Deep Learning is Eating Software

pacman

Photo by John Watson

When I had a drink with Andrej Karpathy a couple of weeks ago, we got to talking about where we thought machine learning was going over the next few years. Andrej threw out the phrase “Software 2.0”, and I was instantly jealous because it captured the process I see happening every day across hundreds of projects. I held my tongue until he got his blog post out there, but now I want to expand my thoughts on this too.

The pattern is that there’s an existing software project doing data processing using explicit programming logic, and the team charged with maintaining it find they can replace it with a deep-learning-based solution. I can only point to examples within Alphabet that we’ve made public, like upgrading search ranking, data center energy usage, language translation, and solving Go, but these aren’t rare exceptions internally. What I see is that almost any data processing system with non-trivial logic can be improved significantly by applying modern machine learning.

This might sound less than dramatic when put in those terms, but it’s a radical change in how we build software. Instead of writing and maintaining intricate, layered tangles of logic, the developer has to become a teacher, a curator of training data and an analyst of results. This is very, very different than the programming I was taught in school, but what gets me most excited is that it should be far more accessible than traditional coding, once the tooling catches up.

The essence of the process is providing a lot of examples of inputs, and what you expect for the outputs. This doesn’t require the same technical skills as traditional programming, but it does need a deep knowledge of the problem domain. That means motivated users of the software will be able to play much more of a direct role in building it than has ever been possible. In essence, the users are writing their own user stories and feeding them into the machinery to build what they want.

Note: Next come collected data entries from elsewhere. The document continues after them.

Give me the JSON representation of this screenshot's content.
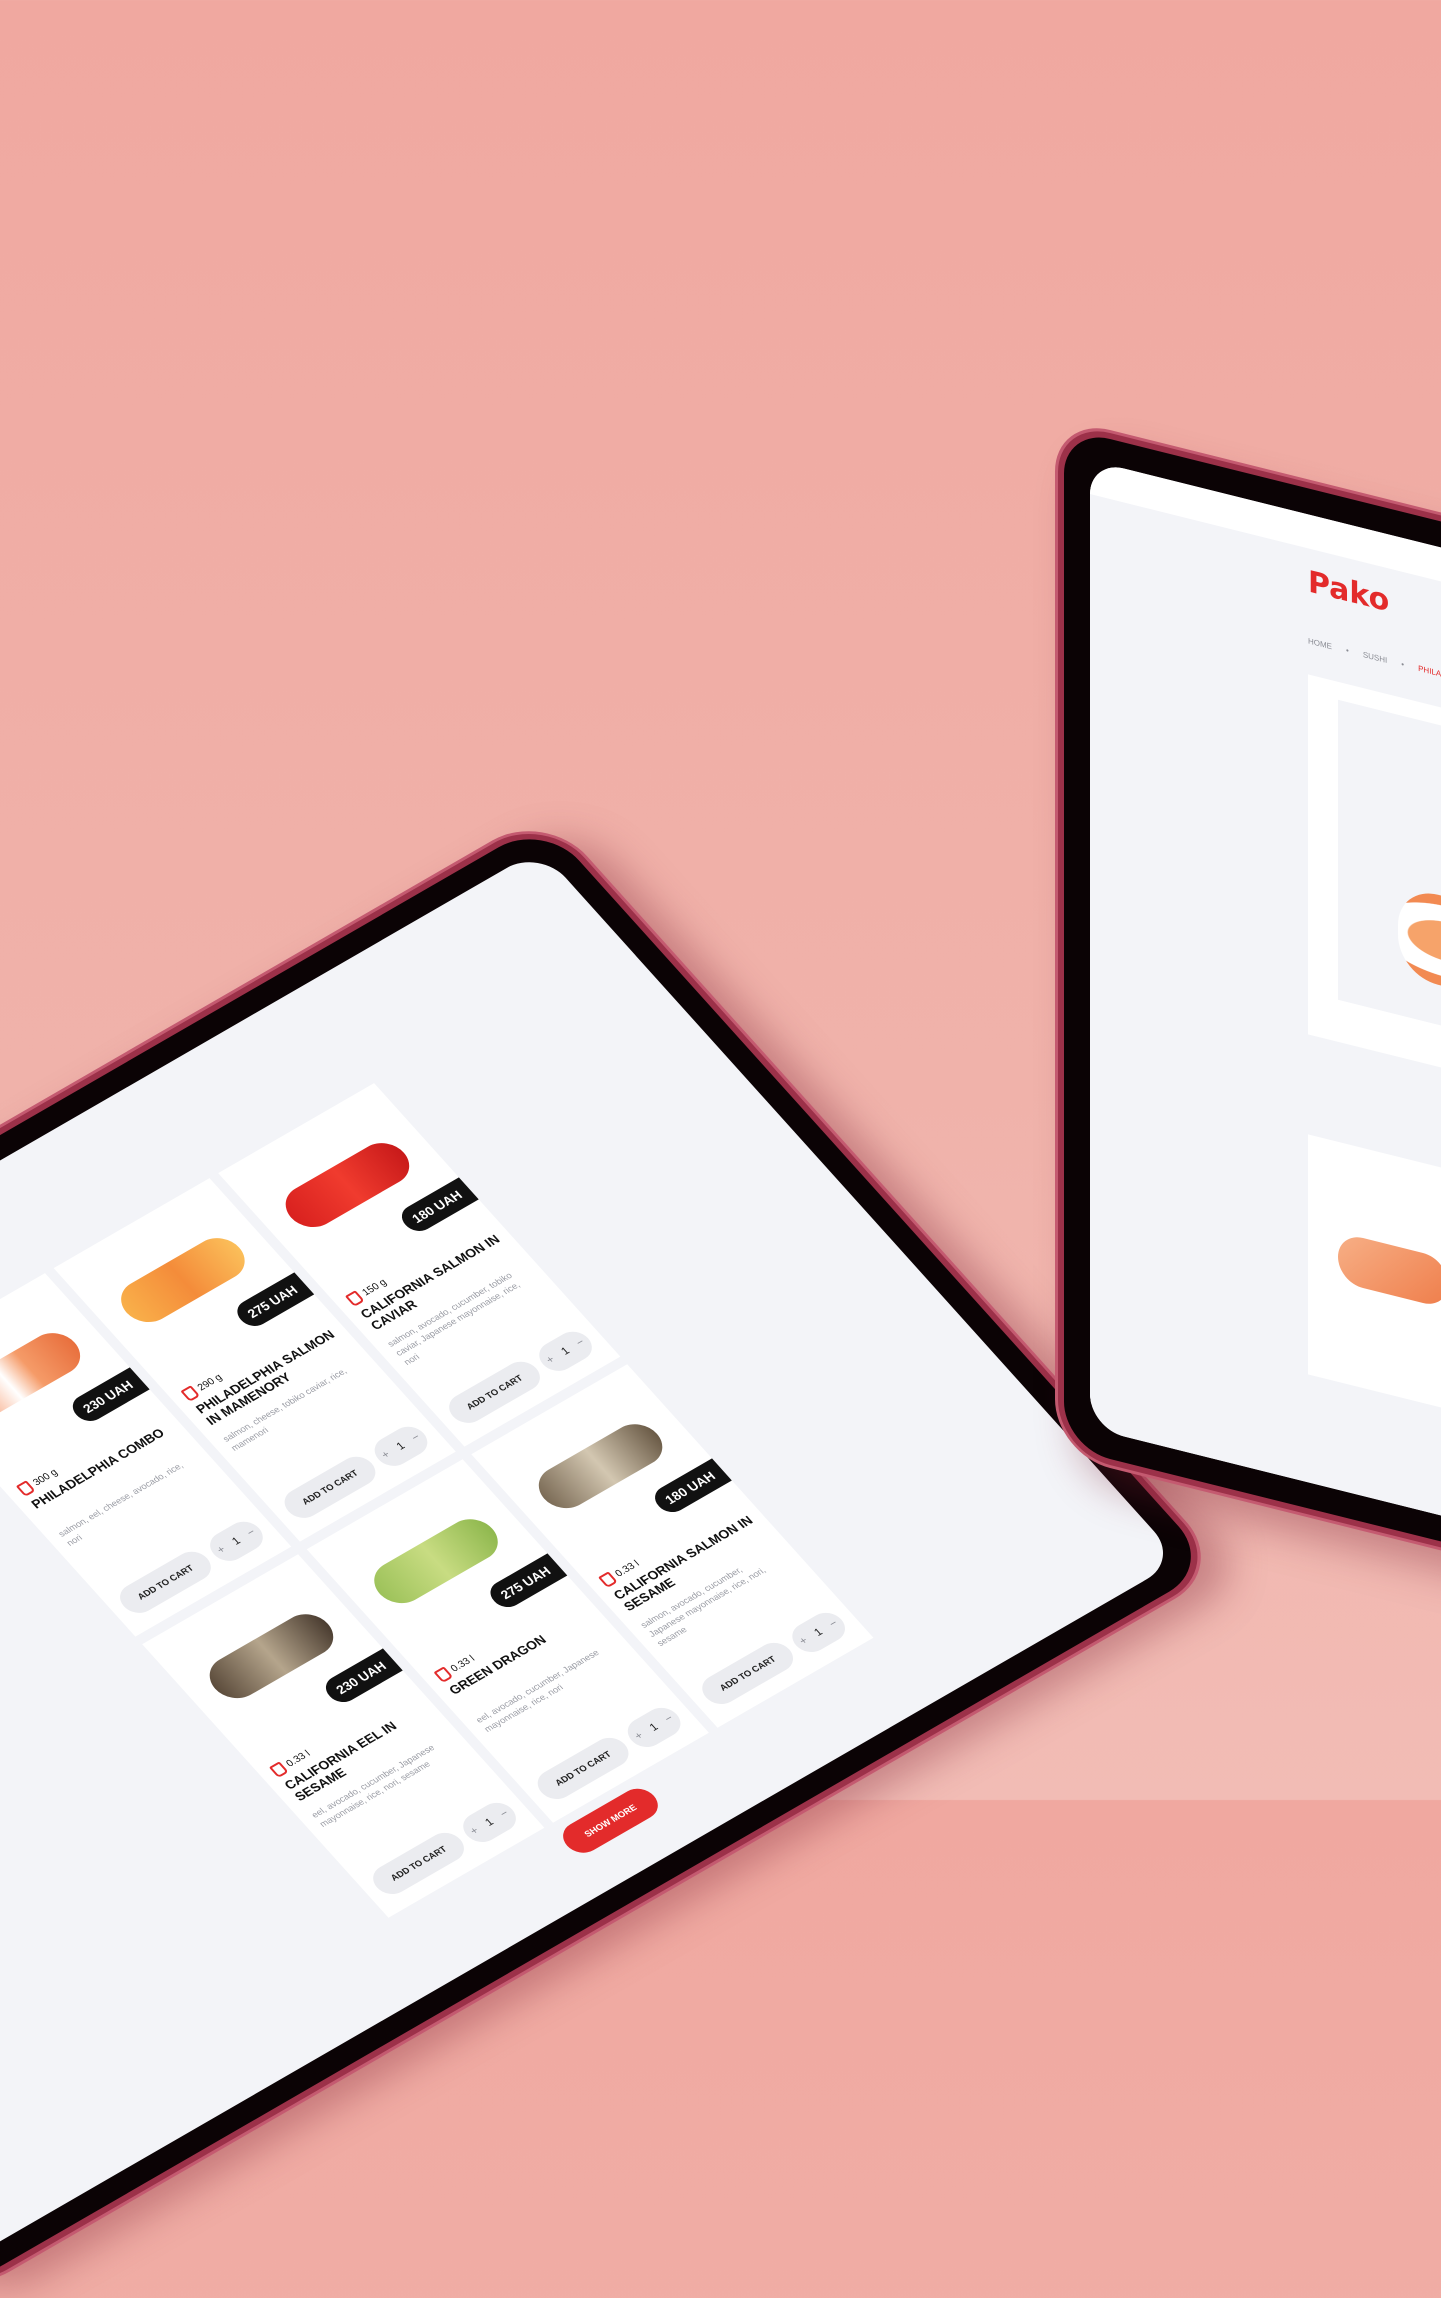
{
  "menu": {
    "items": [
      {
        "price": "230 UAH",
        "meta": "300 g",
        "name": "PHILADELPHIA COMBO",
        "ingredients": "salmon, eel, cheese, avocado, rice, nori",
        "cart": "ADD TO CART",
        "qty": "1",
        "roll": "salmon"
      },
      {
        "price": "275 UAH",
        "meta": "290 g",
        "name": "PHILADELPHIA SALMON IN MAMENORY",
        "ingredients": "salmon, cheese, tobiko caviar, rice, mamenori",
        "cart": "ADD TO CART",
        "qty": "1",
        "roll": "orange"
      },
      {
        "price": "180 UAH",
        "meta": "150 g",
        "name": "CALIFORNIA SALMON IN CAVIAR",
        "ingredients": "salmon, avocado, cucumber, tobiko caviar, Japanese mayonnaise, rice, nori",
        "cart": "ADD TO CART",
        "qty": "1",
        "roll": "red"
      },
      {
        "price": "230 UAH",
        "meta": "0.33 l",
        "name": "CALIFORNIA EEL IN SESAME",
        "ingredients": "eel, avocado, cucumber, Japanese mayonnaise, rice, nori, sesame",
        "cart": "ADD TO CART",
        "qty": "1",
        "roll": "sesame"
      },
      {
        "price": "275 UAH",
        "meta": "0.33 l",
        "name": "GREEN DRAGON",
        "ingredients": "eel, avocado, cucumber, Japanese mayonnaise, rice, nori",
        "cart": "ADD TO CART",
        "qty": "1",
        "roll": "green"
      },
      {
        "price": "180 UAH",
        "meta": "0.33 l",
        "name": "CALIFORNIA SALMON IN SESAME",
        "ingredients": "salmon, avocado, cucumber, Japanese mayonnaise, rice, nori, sesame",
        "cart": "ADD TO CART",
        "qty": "1",
        "roll": "sesame2"
      }
    ],
    "show_more": "SHOW MORE"
  },
  "detail": {
    "logo": "Pako",
    "breadcrumb": [
      "HOME",
      "SUSHI",
      "PHILADE"
    ]
  },
  "colors": {
    "accent": "#e32b2b",
    "background": "#f0a8a0",
    "device": "#9c3149"
  }
}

Andrej focuses on areas like audio and speech recognition in his post, but I’m actually arguing that there will be an impact across many more domains. The classic “Machine Learning: The High-Interest Credit Card of Technical Debt” identifies a very common pattern where machine learning systems become embedded in deep stacks of software. What I’m seeing is that the problem is increasingly solved by replacing the whole stack with a deep learning model! Taking the analogy to breaking point, this is like consolidating all your debts into a single loan with lower payments. A single model is far easier to improve than a set of deeply interconnected modules, and the maintenance becomes far easier. For many large systems there’s no one person who can claim to understand what they’re actually doing anyway, so there’s no real loss in debuggability or control.

I know this will all sound like more deep learning hype, and if I wasn’t in the position of seeing the process happening every day I’d find it hard to swallow too, but this is real. Bill Gates is supposed to have said “Most people overestimate what they can do in one year and underestimate what they can do in ten years“, and this is how I feel about the replacement of traditional software with deep learning. There will be a long ramp-up as knowledge diffuses through the developer community, but in ten years I predict most software jobs won’t involve programming. As Andrej memorably puts it, “[deep learning] is better than you”!